The survivors fight through the school corridors and make it to the school gym. While climbing a ladder up to the roof, Janet is bitten on the leg. She pleads with Willow to shoot her. However, zombies begin to climb the ladder, forcing Willow to shoot to fend them off. The zombified Brad attacks the group, and Janet sacrifices herself by pushing herself and Brad off.

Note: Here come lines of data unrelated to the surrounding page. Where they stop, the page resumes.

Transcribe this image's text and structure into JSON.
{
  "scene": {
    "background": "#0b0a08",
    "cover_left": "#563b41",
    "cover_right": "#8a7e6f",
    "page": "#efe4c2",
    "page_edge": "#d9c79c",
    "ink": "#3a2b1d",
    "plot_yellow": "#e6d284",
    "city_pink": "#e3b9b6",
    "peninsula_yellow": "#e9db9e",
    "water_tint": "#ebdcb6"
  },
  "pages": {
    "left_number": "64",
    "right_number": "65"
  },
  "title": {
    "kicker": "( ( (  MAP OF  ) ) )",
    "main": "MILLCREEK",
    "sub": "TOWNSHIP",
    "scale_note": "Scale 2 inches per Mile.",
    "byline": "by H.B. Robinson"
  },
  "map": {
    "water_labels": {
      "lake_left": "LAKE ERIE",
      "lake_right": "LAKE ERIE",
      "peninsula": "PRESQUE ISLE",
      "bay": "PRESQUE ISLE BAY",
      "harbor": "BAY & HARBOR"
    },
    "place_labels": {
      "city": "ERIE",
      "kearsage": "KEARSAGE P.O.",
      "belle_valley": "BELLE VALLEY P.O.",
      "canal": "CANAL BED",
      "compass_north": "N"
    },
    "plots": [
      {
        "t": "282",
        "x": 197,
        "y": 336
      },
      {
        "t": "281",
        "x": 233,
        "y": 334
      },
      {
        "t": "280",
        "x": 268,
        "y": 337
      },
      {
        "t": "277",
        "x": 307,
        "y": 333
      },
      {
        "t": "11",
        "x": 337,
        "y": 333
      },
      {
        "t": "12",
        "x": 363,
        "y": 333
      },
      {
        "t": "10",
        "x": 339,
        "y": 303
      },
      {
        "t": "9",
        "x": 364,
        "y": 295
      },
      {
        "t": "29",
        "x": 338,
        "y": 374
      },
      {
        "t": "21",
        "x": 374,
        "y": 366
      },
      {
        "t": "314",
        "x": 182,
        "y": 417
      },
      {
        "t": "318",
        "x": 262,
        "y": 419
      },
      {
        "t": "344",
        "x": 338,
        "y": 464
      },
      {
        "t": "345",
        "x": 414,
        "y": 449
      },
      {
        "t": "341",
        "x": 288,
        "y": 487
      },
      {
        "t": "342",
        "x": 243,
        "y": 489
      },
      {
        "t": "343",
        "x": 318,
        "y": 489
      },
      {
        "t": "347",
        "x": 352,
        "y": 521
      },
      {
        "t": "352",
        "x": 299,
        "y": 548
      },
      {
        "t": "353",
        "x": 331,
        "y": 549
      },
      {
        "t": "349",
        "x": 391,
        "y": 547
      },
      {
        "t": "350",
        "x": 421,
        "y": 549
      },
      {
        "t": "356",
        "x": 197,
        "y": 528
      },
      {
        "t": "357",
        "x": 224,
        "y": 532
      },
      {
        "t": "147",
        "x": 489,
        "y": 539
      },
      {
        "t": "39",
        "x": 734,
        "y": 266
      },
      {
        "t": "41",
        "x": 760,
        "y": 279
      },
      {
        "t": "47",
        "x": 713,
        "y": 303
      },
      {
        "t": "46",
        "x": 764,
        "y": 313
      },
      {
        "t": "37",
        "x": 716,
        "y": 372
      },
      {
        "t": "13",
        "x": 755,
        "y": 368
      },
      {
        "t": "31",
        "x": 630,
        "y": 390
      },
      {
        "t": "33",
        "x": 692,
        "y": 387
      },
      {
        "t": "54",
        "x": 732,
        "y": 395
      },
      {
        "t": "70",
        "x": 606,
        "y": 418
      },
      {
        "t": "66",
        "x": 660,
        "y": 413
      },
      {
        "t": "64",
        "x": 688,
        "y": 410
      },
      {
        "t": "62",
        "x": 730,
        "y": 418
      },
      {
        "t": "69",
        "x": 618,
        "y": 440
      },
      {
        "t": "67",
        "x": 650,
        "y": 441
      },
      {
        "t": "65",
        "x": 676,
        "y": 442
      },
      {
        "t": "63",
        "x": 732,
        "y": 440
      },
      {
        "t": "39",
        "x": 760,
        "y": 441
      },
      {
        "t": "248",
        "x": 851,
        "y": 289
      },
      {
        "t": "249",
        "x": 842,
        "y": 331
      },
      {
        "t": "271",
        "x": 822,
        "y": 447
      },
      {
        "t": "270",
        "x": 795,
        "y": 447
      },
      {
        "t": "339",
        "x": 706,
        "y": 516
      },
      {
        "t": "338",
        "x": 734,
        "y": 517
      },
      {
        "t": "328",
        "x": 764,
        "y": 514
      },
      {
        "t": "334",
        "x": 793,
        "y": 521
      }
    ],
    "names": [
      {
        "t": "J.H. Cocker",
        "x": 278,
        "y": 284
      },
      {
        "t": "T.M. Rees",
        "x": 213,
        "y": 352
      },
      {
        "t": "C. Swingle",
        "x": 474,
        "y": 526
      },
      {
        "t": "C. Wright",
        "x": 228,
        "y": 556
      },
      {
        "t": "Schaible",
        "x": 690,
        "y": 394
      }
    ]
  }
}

Eddie and Willow is narrowly saved by military units, who descend on the school and quickly kill the zombies. As Eddie and Willow leave the school, they share their first kiss, only for a zombified Janet to tackle Eddie to the ground before the soldiers save him, allowing him and Willow to return home safe.

==Cast==
- Jacob Zachar as Eddie
- Alexa Nikolas as Willow
- Christa B. Allen as Janet
- Jayson Blair as Brad
- Justin Chon as Ash
- Max Adler as Jimmy
- Joseph Porter as Mark
- Joey Paul Gowdy as Zombified Student
- Michele Messmer as Mrs. Rumblethorp
- Brian J Schaaf as Zombie Shop Teacher
- Willy Zhang as Stand In

==Critical reception==

The Hollywood Reporter wrote, "With makeup and gore effects that could be bested by moderately gifted fanboys at a well equipped high school, Detention never manages a single scare — a failing that would be forgivable if only it were making us laugh." Robert Abele of the Los Angeles Times wrote, "Six-year-olds at recess could come up with a wittier script and more charming performances, since they probably wouldn’t be hampered by lame pop culture references, laziness disguised as parody, and gore disguised as slapstick." Alex Craig Mann of Dread Central was more positive, giving it a score of 3/5 and saying it "does entertain and its heart is without question in the right place. It hits way more than it misses, and there are some truly shining moments strewn throughout the flick to keep even the hungriest of gorehounds satisfied."